Berlin — Germany's Family and Youth Minister Katarina Barley on Wednesday called for her country to strengthen its efforts to prevent all forms of extremism, calling for a federal law on the prevention of extremism to stabilize projects and initiatives against, for example, right-wing extremism.
Although there is now more money available for prevention, "we aren't yet on target," Barley said on Wednesday. Announcing the findings of a report into extremism prevention, Barley said at a press conference in Berlin that in fighting Islamist extremism, "we must not wait until young people have become radicalized."
"Security and prevention must go hand in hand," she added.
According to Barley, prevention work must begin where the threat is particularly high, for example in the school yard, on the Internet, and also in the prisons.
As part of Germany's 2018 "national prevention program" against extremism, some 100 million euros ($112 million) will be invested into specifically combating Islamist extremism. Some funds will be allocated to supporting mosque communities, while money will also be invested in expanding the prevention of radicalization online.
"Every euro we invest (in prevention) is a very well-spent euro, as it serves to create security," Barley said.
In the crackdown on Islamist radicalization, Barley rejected demands made earlier this month, however, to allow the surveillance of minors who may be involved in Islamist groups.
"Minors have already committed serious acts of violence," Bavarian Interior Minister Joachim Herrmann told the Funke media group, adding that Germany "must consequently deal" with such cases.
Barley on Wednesday described Herrmann's demand as a "misguided approach," arguing that children should be protected from slipping into radicalized violence.
Germany's governing "grand coalition" has already reduced the minimum age for monitoring by Germany's intelligence agencies from 16 to 14 years.
National anti-racism action plan
Together with Parliamentary State Secretary in the Interior Ministry, Günter Krings, Barley also presented on Wednesday the updated National Action Plan against Racism.

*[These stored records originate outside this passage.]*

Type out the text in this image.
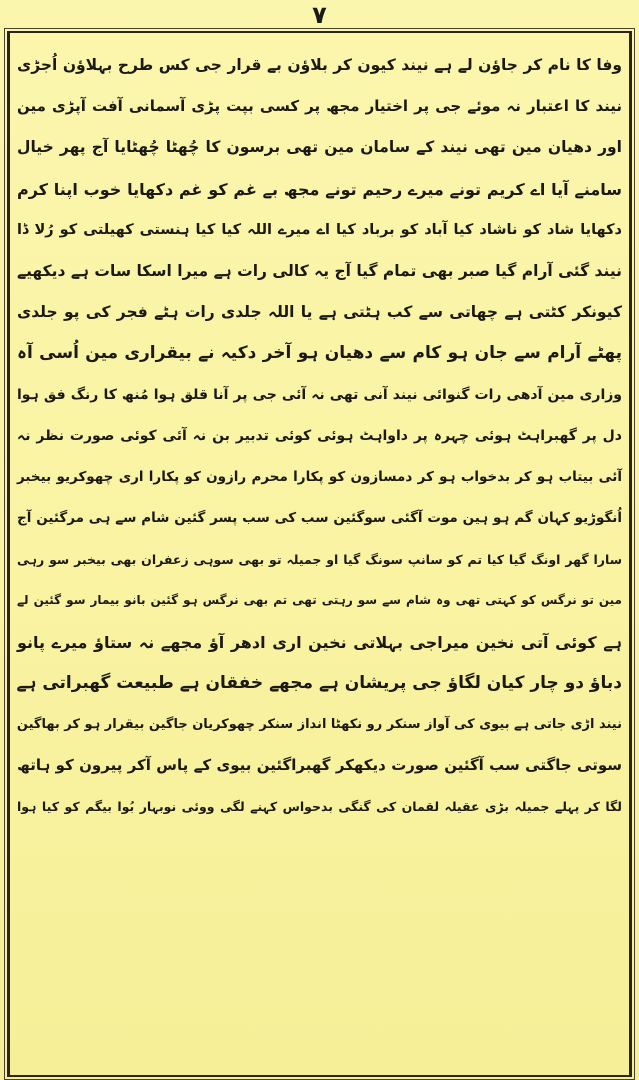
٧
وفا کا نام کر جاؤن لے ہے نیند کیون کر بلاؤن بے قرار جی کس طرح بہلاؤن اُجڑی
نیند کا اعتبار نہ موئے جی پر اختیار مجھ پر کسی بپت پڑی آسمانی آفت آپڑی مین
اور دھیان مین تھی نیند کے سامان مین تھی برسون کا چُھٹا چُھٹایا آج پھر خیال
سامنے آیا اے کریم تونے میرے رحیم تونے مجھ بے غم کو غم دکھایا خوب اپنا کرم
دکھایا شاد کو ناشاد کیا آباد کو برباد کیا اے میرے اللہ کیا کیا ہنستی کھیلتی کو رُلا ڈا
نیند گئی آرام گیا صبر بھی تمام گیا آج یہ کالی رات ہے میرا اسکا سات ہے دیکھیے
کیونکر کٹتی ہے چھاتی سے کب ہٹتی ہے یا اللہ جلدی رات ہٹے فجر کی پو جلدی
پھٹے آرام سے جان ہو کام سے دھیان ہو آخر دکیہ نے بیقراری مین اُسی آہ
وزاری مین آدھی رات گنوائی نیند آنی تھی نہ آئی جی پر آنا قلق ہوا مُنھ کا رنگ فق ہوا
دل پر گھبراہٹ ہوئی چہرہ پر داواہٹ ہوئی کوئی تدبیر بن نہ آئی کوئی صورت نظر نہ
آئی بیتاب ہو کر بدخواب ہو کر دمسازون کو پکارا محرم رازون کو پکارا اری چھوکریو بیخبر
اُنگوڑیو کہان گم ہو ہین موت آگئی سوگئین سب کی سب پسر گئین شام سے ہی مرگئین آج
سارا گھر اونگ گیا کیا تم کو سانپ سونگ گیا او جمیلہ تو بھی سوہی زعفران بھی بیخبر سو رہی
مین تو نرگس کو کہتی تھی وہ شام سے سو رہتی تھی تم بھی نرگس ہو گئین بانو بیمار سو گئین لے
ہے کوئی آتی نخین میراجی بہلاتی نخین اری ادھر آؤ مجھے نہ ستاؤ میرے پانو
دباؤ دو چار کیان لگاؤ جی پریشان ہے مجھے خفقان ہے طبیعت گھبراتی ہے
نیند اڑی جاتی ہے بیوی کی آواز سنکر رو نکھٹا انداز سنکر چھوکریان جاگین بیقرار ہو کر بھاگین
سوتی جاگتی سب آگئین صورت دیکھکر گھبراگئین بیوی کے پاس آکر پیرون کو ہاتھ
لگا کر پہلے جمیلہ بڑی عقیلہ لقمان کی گنگی بدحواس کہنے لگی ووئی نوبہار بُوا بیگم کو کیا ہوا
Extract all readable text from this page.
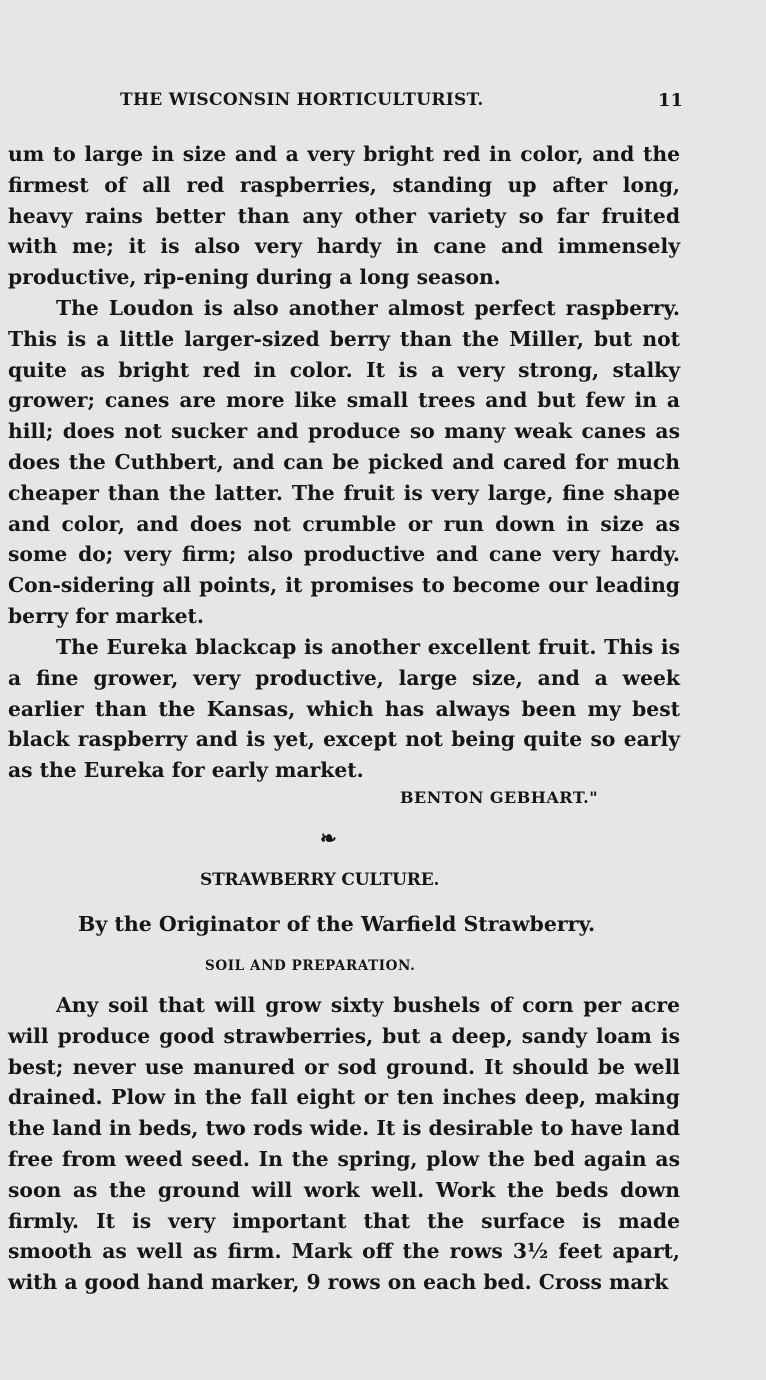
THE WISCONSIN HORTICULTURIST.	11

um to large in size and a very bright red in color, and the firmest of all red raspberries, standing up after long, heavy rains better than any other variety so far fruited with me; it is also very hardy in cane and immensely productive, rip-ening during a long season.

The Loudon is also another almost perfect raspberry. This is a little larger-sized berry than the Miller, but not quite as bright red in color. It is a very strong, stalky grower; canes are more like small trees and but few in a hill; does not sucker and produce so many weak canes as does the Cuthbert, and can be picked and cared for much cheaper than the latter. The fruit is very large, fine shape and color, and does not crumble or run down in size as some do; very firm; also productive and cane very hardy. Con-sidering all points, it promises to become our leading berry for market.

The Eureka blackcap is another excellent fruit. This is a fine grower, very productive, large size, and a week earlier than the Kansas, which has always been my best black raspberry and is yet, except not being quite so early as the Eureka for early market.

BENTON GEBHART."
❧
STRAWBERRY CULTURE.
By the Originator of the Warfield Strawberry.
SOIL AND PREPARATION.

Any soil that will grow sixty bushels of corn per acre will produce good strawberries, but a deep, sandy loam is best; never use manured or sod ground. It should be well drained. Plow in the fall eight or ten inches deep, making the land in beds, two rods wide. It is desirable to have land free from weed seed. In the spring, plow the bed again as soon as the ground will work well. Work the beds down firmly. It is very important that the surface is made smooth as well as firm. Mark off the rows 3½ feet apart, with a good hand marker, 9 rows on each bed. Cross mark
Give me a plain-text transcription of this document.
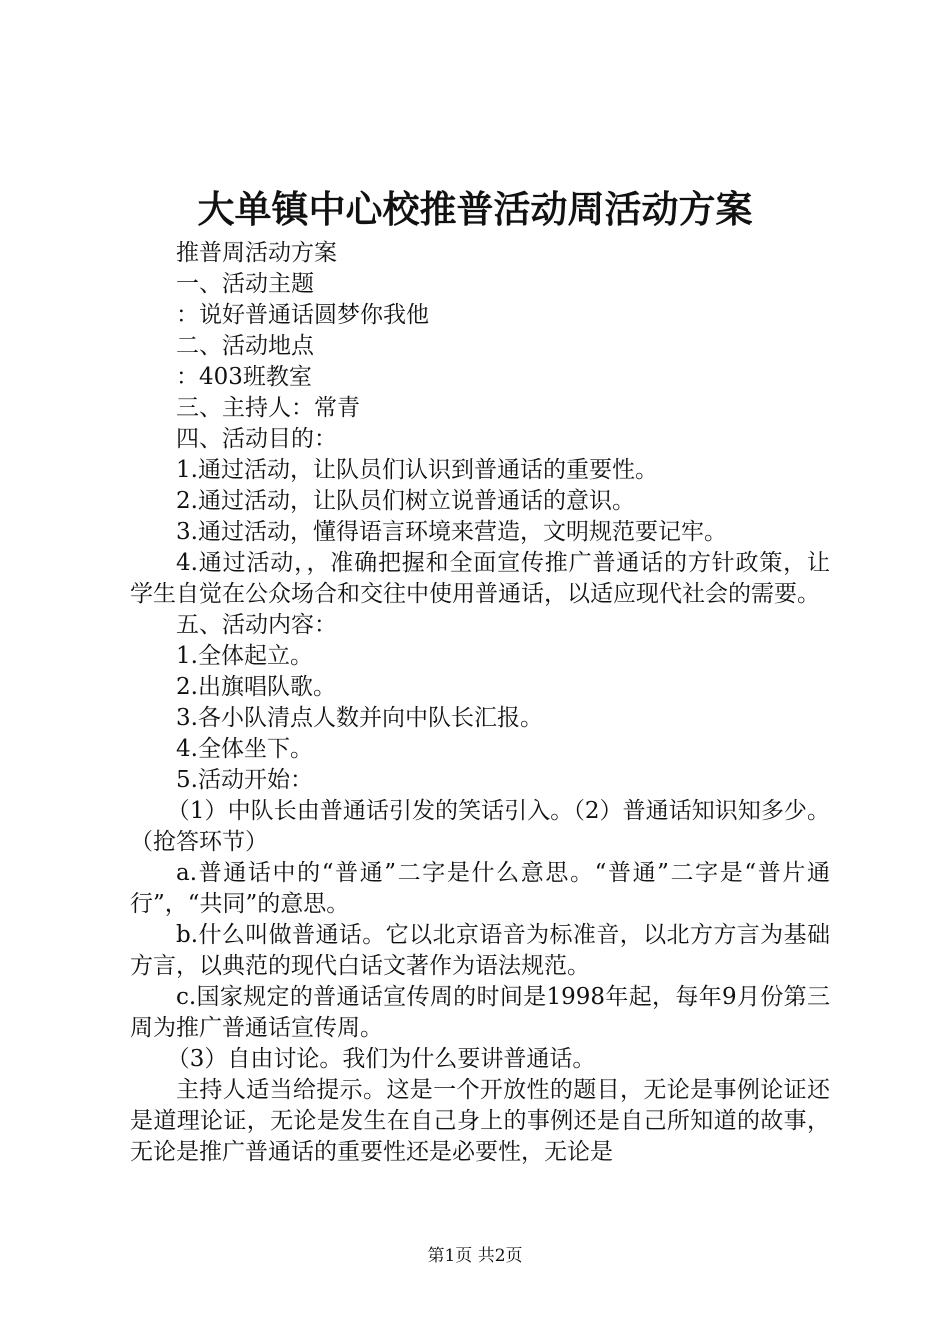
大单镇中心校推普活动周活动方案

推普周活动方案

一、活动主题

：说好普通话圆梦你我他

二、活动地点

：403班教室

三、主持人：常青

四、活动目的：

1.通过活动，让队员们认识到普通话的重要性。

2.通过活动，让队员们树立说普通话的意识。

3.通过活动，懂得语言环境来营造，文明规范要记牢。

4.通过活动，，准确把握和全面宣传推广普通话的方针政策，让学生自觉在公众场合和交往中使用普通话，以适应现代社会的需要。

五、活动内容：

1.全体起立。

2.出旗唱队歌。

3.各小队清点人数并向中队长汇报。

4.全体坐下。

5.活动开始：

（1）中队长由普通话引发的笑话引入。（2）普通话知识知多少。（抢答环节）

a.普通话中的“普通”二字是什么意思。“普通”二字是“普片通行”，“共同”的意思。

b.什么叫做普通话。它以北京语音为标准音，以北方方言为基础方言，以典范的现代白话文著作为语法规范。

c.国家规定的普通话宣传周的时间是1998年起，每年9月份第三周为推广普通话宣传周。

（3）自由讨论。我们为什么要讲普通话。

主持人适当给提示。这是一个开放性的题目，无论是事例论证还是道理论证，无论是发生在自己身上的事例还是自己所知道的故事，无论是推广普通话的重要性还是必要性，无论是

第1页 共2页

In principle, the aim is to "show clear boundaries, regardless of where discrimination occurs, whether in leisure time, online or in the workplace," Barley said.
At the center of the new action plan are issues including human rights policy, protection against discrimination in daily life, for example in the workplace, as well as the punishment of criminal offenses.
Other elements include education and political education, as well as racism and hate speech online.
On the basis of the coalition agreement, the action plan has also been expanded to cover the issues of homosexuality and transphobia.
Greens politician Volker Beck criticized the plan, saying it was lacking in concrete proposals for action.
"Instead of binding measures, only the current situation of gays, lesbians, bi-, trans- and intersexuals was described," Beck said.
Petra Pau, a member of the executive committee of the leftist Linke political group, and member of the inquiry committee into the right-wing extremist National Socialist Underground, welcomed the action plan and increase in subsidies for social initiatives against right-wing extremism and racism.
"So far so good," she said in a statement, adding, however, that the subsidies are limited in time: "This is ineffective and short-sighted, as the fight against right-wing extremism and racism requires continuity and endurance."